Deixem-me ver se compreendi bem. O serviço de Urgência do Hospital do Funchal passou a ter filas de espera que dão a volta ao edifício e a culpa é de um sistema informático qualquer para o qual ninguém estava preparado? Convenhamos que a justificação é patusca. Tem um suplemento de lata porventura excessivo para o desconfiado gosto dos cépticos. Possui, no entanto, traços daquela ingénua criatividade que, de tão simples (ou será antes simplória?) e pueril quase nos faz chegar às lágrimas.

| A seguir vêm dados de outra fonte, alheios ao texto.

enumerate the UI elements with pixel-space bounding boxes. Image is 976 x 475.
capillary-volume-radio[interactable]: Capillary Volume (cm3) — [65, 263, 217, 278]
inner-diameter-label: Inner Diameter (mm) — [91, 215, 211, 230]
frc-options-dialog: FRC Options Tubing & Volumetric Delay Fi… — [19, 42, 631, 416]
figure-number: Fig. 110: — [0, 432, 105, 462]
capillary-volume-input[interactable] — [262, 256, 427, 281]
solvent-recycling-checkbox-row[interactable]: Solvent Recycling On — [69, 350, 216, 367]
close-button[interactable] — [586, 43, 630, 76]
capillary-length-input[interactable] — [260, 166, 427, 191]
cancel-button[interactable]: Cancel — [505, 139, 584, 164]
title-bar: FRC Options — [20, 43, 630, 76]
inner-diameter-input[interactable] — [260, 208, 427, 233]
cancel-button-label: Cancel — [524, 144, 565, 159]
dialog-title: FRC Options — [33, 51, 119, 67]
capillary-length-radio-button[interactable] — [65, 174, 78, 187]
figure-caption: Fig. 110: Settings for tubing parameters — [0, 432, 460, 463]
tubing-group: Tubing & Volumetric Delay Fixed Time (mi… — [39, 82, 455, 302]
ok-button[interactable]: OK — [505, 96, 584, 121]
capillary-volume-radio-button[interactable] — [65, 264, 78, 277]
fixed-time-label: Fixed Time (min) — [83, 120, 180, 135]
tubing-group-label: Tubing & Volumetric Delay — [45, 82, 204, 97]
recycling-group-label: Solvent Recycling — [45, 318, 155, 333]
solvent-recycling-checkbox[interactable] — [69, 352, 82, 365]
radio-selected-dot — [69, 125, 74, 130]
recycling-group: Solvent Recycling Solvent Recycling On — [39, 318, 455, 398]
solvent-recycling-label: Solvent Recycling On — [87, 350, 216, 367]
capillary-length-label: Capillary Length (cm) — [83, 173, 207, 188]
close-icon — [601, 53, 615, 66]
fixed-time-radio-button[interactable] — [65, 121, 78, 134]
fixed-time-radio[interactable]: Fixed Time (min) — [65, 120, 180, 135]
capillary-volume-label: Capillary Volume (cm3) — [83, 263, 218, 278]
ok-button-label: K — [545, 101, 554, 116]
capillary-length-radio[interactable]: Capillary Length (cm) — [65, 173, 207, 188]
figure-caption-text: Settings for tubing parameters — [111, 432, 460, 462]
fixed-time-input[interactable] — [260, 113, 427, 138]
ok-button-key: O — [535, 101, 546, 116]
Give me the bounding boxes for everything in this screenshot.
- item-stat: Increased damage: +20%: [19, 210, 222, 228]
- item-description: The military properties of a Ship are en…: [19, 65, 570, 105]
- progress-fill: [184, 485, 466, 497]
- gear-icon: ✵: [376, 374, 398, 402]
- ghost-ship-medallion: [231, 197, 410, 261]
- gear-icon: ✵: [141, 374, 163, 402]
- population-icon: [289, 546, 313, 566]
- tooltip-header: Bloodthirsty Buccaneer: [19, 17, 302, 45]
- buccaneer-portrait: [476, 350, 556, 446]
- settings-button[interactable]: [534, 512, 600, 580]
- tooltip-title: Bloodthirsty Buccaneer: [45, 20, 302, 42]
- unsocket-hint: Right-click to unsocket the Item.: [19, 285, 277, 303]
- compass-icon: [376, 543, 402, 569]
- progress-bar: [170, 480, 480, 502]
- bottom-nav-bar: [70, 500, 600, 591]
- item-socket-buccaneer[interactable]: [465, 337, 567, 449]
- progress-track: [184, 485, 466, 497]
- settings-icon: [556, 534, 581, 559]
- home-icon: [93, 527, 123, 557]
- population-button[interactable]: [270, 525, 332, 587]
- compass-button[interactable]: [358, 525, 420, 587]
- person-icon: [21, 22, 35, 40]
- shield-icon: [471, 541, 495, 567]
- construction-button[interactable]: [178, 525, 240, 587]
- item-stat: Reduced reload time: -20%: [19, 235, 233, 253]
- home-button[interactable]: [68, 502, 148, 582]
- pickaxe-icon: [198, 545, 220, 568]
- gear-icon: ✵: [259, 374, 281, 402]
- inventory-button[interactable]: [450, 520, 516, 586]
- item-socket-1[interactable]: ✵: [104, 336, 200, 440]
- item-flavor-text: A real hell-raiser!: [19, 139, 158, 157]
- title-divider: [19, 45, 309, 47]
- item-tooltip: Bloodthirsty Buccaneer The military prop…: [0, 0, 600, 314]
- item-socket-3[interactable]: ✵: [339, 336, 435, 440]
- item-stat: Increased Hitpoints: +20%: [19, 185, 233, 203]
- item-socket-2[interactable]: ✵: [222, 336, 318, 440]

Nunca tinha pensado que um sistema informático fosse capaz, por si só, de entupir um serviço de urgências hospitalares. E nunca me tinha passado pela cabeça que um doente tomado de aflições urgentes pudesse ficar à espera um par de horas, ou mais, para ser visto por um médico, por causa de um safado de um computador e de um complicado programa que lhe puseram lá dentro.
Admirável. A justificação e este surpreendente mundo novo. Tanto a cara calçada que nem pestaneja quando, com um ar situado algures entre o tecnologicamente deslumbrado e o anedoticamente presumido (ou será simplesmente tolo?), nos explica o que não pode ter explicação. Como a desumana ligeireza com que interpõem uma tecnologia qualquer mal testada e pior instalada entre doentes aflitos e a intervenção pronta dos médicos de um serviço de urgências.
Já agora, deixem-me ver se percebo outra coisa. Um serviço que tem muitas vezes nas mãos a vida ou a morte das pessoas interrompe a actividade à hora de almoço? Isto acontece? Isto é mesmo verdade? E não há consequências? E ninguém é capaz de acabar com semelhante rebaldaria? E permite-se que o mesmo cavalheiro deslumbrado com a tecnologia de ponta dos meios tenha a lata de vir dizer-nos que a culpa da coisa reside na falta de... (como é que eu posso escrever isto sem rir?) uma cantina para médicos? Ó da guardaaaaaa! Socoooorro! Então ninguém vê que esta gente ensandeceu de vez? Ninguém percebe que há limites que não podem ser ultrapassados?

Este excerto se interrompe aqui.